According to a story in the Los Angeles Times, "Shapiro and his partner decided to go direct to download after they were unable to find an attractive deal for theatrical release."

A senior VP at AOL was blunt about Time Warner's motives in doing the direct-to-download release of Incubus. AOL wants to promote its Red site, which will be relaunched as an open Internet site (b-red.com) starting October 17. At present, AOL Red is part of AOL's subscription service and attracts about four million teens a month.

This is not the first direct-to-download release. Google Video premiered the independent film Waterborne earlier this year. The movie only sold three hundred copies at $3.99 per download. The director of Waterborne, Ben Rekhi, complained that Google didn't provide the promotion it had promised for the film and that Google's video service was difficult to use.

Google refused to comment on Waterborne or Rekhi's complaints beyond saying "it believes that Google Video is an effective way for video creators to distribute and promote their films and shows."

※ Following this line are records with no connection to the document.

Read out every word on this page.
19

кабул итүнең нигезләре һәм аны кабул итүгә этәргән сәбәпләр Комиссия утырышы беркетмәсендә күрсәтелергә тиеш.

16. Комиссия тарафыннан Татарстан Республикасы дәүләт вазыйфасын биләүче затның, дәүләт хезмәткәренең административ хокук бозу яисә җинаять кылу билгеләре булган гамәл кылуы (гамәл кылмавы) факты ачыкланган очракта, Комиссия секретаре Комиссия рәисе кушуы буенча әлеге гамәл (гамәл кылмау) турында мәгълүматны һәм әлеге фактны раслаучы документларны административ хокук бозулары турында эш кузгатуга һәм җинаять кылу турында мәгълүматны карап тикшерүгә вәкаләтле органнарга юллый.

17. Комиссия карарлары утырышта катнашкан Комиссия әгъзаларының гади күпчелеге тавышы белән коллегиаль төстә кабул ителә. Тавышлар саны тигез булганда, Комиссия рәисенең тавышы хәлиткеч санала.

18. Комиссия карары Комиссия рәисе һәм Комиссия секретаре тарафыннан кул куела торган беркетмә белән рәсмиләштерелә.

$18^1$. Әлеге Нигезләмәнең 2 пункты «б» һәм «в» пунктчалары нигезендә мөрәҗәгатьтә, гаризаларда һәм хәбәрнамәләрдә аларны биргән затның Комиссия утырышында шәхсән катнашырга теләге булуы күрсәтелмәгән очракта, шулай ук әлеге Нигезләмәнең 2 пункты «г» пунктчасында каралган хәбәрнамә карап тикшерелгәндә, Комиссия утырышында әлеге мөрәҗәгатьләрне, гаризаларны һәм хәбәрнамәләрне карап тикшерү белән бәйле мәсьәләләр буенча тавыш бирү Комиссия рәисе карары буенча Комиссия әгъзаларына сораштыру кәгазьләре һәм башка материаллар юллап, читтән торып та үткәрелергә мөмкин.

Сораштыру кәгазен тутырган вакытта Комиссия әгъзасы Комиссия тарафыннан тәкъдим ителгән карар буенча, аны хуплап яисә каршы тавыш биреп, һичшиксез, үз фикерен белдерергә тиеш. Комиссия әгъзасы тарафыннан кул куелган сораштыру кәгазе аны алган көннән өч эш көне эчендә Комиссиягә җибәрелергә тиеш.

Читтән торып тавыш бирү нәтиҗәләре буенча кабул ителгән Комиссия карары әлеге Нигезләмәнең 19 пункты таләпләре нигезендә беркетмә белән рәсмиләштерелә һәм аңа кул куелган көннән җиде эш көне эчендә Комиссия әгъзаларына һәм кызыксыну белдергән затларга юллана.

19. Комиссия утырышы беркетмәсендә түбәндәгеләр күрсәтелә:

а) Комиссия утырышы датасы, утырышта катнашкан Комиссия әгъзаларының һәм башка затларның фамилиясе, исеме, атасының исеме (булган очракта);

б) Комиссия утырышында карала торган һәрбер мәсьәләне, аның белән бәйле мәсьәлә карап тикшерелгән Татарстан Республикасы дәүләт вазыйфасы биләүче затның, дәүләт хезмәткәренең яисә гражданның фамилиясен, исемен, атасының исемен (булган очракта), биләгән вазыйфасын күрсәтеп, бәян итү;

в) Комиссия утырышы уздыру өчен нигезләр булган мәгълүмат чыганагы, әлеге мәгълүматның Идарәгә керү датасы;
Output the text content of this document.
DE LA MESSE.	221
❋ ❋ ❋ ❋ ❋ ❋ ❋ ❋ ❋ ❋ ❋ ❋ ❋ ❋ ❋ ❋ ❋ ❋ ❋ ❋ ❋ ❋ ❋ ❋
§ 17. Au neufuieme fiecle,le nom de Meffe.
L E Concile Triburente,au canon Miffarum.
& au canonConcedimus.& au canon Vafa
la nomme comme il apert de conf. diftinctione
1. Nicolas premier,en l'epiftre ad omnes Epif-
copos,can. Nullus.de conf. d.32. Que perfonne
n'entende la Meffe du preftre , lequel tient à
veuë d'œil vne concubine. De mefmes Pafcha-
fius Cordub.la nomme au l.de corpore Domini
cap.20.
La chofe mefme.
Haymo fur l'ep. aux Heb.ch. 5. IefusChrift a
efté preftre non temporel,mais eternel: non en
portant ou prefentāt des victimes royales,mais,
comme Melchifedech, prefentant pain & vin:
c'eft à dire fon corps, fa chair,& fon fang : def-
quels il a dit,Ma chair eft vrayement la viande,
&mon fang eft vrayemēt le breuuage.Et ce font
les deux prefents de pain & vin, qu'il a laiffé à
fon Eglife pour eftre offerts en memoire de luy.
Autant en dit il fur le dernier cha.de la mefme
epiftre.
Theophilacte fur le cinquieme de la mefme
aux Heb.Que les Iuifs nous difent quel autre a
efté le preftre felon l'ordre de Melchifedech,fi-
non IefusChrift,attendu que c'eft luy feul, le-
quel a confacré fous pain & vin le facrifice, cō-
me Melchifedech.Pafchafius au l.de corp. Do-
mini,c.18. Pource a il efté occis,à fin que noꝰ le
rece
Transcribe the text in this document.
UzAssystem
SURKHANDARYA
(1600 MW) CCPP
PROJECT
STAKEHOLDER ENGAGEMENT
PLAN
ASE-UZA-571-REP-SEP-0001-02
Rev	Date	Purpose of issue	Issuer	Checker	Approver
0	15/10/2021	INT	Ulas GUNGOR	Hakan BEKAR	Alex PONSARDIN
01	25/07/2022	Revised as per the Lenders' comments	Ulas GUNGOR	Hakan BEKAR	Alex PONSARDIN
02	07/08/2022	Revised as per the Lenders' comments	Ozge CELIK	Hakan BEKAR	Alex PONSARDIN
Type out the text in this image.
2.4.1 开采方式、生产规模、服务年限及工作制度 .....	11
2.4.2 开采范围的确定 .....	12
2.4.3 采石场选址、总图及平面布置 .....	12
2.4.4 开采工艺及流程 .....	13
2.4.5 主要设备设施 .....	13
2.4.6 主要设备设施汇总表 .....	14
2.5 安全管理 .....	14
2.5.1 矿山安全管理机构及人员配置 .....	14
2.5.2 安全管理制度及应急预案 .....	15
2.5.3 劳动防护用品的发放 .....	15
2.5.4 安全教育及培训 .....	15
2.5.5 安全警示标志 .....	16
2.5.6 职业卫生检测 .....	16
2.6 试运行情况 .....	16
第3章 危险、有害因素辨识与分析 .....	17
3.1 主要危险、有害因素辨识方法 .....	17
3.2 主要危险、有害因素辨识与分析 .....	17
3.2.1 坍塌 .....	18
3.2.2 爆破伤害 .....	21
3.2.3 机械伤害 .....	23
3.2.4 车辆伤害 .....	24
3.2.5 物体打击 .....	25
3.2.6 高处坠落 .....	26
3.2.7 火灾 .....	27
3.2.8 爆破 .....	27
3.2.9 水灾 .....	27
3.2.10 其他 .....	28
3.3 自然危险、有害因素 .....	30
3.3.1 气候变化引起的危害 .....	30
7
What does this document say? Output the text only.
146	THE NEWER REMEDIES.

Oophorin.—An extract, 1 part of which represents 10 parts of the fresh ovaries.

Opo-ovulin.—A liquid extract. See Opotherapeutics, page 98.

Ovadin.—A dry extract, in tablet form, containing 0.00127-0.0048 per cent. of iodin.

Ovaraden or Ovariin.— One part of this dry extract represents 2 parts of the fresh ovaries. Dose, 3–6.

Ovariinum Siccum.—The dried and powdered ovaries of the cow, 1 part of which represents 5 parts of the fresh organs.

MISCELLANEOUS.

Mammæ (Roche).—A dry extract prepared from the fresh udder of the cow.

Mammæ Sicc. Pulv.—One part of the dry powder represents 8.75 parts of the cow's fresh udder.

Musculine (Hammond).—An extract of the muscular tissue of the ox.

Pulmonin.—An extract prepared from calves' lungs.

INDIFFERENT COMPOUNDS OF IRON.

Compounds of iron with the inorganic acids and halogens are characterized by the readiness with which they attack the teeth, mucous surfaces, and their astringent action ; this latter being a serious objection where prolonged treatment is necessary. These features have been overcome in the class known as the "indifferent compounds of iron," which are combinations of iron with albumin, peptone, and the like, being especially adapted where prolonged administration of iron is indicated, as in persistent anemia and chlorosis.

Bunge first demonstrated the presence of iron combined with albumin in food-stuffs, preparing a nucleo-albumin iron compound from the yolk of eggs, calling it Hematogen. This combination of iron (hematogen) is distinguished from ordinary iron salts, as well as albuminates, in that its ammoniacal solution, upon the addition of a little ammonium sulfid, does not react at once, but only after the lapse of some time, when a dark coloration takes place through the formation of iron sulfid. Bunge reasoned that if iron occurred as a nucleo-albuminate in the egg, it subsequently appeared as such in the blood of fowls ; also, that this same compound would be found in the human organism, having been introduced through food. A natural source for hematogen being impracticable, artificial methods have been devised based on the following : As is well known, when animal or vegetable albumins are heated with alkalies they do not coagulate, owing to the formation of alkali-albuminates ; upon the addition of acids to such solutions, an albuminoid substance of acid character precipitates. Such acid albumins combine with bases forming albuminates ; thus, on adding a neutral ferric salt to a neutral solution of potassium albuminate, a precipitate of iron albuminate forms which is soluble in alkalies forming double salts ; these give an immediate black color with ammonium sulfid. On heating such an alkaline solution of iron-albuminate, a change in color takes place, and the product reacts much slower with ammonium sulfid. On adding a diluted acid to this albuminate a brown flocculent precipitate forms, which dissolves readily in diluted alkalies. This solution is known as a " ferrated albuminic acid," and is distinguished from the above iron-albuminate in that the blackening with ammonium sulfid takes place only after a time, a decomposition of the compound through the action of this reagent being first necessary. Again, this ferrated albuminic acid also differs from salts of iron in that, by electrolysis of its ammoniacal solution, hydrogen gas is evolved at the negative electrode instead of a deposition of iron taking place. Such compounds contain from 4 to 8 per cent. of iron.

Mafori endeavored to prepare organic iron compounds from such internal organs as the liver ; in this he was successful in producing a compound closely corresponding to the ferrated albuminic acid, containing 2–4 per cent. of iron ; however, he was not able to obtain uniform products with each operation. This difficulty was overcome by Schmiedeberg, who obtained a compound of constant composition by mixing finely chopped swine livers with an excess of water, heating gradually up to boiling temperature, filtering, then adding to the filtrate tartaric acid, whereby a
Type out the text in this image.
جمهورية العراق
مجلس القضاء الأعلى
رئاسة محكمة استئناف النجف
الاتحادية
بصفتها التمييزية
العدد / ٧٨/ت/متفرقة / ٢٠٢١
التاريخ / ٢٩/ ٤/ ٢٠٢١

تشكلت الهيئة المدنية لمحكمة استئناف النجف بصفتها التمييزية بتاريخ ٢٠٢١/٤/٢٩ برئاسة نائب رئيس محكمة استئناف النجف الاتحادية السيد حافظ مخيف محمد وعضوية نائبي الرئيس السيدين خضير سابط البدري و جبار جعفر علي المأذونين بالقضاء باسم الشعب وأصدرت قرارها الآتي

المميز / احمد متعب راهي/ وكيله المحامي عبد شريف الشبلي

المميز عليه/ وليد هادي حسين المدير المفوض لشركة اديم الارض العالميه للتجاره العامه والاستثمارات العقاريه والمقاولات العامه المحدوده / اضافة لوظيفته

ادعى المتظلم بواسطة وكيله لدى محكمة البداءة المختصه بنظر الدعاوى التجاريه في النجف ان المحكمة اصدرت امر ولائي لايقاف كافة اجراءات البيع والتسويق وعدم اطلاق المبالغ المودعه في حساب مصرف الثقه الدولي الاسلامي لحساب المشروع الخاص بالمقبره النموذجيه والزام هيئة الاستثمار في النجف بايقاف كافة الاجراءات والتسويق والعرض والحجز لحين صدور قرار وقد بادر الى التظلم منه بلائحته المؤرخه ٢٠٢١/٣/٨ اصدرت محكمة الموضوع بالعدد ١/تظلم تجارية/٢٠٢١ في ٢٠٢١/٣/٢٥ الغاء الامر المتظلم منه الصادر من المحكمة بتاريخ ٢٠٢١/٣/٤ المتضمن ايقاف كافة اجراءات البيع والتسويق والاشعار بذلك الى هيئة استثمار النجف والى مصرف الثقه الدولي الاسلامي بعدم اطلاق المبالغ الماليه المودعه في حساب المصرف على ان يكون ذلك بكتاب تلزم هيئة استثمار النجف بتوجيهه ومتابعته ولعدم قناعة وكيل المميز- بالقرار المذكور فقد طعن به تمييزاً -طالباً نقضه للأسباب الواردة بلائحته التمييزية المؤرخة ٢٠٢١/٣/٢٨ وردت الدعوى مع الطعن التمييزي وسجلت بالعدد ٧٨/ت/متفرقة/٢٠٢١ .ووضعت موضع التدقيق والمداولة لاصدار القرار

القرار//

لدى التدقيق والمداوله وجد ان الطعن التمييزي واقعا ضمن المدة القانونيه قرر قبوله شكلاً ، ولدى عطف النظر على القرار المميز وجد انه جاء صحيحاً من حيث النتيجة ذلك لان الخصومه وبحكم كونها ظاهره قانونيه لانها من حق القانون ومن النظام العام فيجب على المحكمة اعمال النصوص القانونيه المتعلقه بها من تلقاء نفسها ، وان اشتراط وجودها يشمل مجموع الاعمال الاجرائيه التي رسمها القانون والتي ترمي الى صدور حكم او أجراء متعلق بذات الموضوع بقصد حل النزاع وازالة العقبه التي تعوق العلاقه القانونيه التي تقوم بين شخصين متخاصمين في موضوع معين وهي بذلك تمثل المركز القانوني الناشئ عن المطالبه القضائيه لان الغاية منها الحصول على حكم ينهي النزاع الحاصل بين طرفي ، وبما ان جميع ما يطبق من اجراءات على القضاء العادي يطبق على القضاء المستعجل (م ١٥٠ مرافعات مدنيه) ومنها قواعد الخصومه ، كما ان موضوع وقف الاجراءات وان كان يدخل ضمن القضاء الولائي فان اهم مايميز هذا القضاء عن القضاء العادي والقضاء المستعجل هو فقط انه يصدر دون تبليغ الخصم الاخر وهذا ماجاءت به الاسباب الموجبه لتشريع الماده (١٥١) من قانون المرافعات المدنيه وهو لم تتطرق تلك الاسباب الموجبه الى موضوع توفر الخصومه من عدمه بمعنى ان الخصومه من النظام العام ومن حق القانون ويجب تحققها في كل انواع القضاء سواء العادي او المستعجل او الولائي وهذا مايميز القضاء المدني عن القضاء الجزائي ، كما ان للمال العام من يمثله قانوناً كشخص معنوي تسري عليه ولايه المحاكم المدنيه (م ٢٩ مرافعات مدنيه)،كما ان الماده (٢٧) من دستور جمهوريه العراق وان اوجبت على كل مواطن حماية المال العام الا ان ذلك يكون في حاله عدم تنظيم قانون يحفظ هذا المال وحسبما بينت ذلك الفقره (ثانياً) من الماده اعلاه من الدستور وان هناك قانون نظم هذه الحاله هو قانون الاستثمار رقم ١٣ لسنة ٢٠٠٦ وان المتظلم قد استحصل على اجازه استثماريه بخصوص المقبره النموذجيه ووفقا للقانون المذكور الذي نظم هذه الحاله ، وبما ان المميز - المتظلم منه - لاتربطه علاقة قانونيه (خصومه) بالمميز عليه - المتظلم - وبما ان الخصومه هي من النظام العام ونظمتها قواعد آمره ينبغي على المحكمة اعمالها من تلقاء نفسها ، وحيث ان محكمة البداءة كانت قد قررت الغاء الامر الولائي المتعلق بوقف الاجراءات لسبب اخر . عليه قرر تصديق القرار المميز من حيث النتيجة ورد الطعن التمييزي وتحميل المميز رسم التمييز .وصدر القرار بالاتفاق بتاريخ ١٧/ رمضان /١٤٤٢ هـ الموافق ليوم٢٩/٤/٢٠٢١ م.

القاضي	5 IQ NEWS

I've blogged extensively about Mark Cuban's experiments with "simultaneous release," another speculative venture into service delivery systems. In January, 2006, Cuban released the Steven Soderbergh film Bubble in his Landmark Theatres, on his cable station and on DVD at approximately the same time (the DVD was released on the following Tuesday, the traditional DVD release date). According to Wired News, Bubble did just $70,664 at the box office during its opening weekend, with an anemic $2,208 per-screen average.

Soderbergh and Cuban have an agreement through which they plan five more films which will be given the simultaneous release treatment.

Cuban encountered a lot of resistance to his idea. Leading the pack were theatre owners who see simultaneous release as a huge threat to their box office profits. However, there was strong resistance from another quarter as well.

Hollywood has established an artificial delay that slows the release of first-run films onto cable television. Called the "video window," it ensures a 45-day delay between the date the film's DVD is released for sale and the date the film is made available for pay-for-view cable television. The delay before the film is made available for subscription cable (like HBO) is four months from the date the DVD is released.

In an October article in Slate magazine, Edward Jay Epstein claimed the video window was forced on Hollywood by Wal-Mart, which did not want any competition for its DVD sales. Since Wal-Mart provides studios with more than one third of their DVD revenue, no one has wanted to challenge Wal-Mart (see my blog on The Cuban Revolution 10/30/05).

I reported last Saturday that Wal-Mart "appears to be preparing an online movie download service to compete with the services just announced by Apple Computer Inc. and Amazon.com, Inc." (Investrend).

If Wal-Mart, the largest retailer of DVDs, is prepared to shift their business to online downloads, it's just a matter of time before the entire film industry moves in this direction.

Can books and the publishing industry be far behind?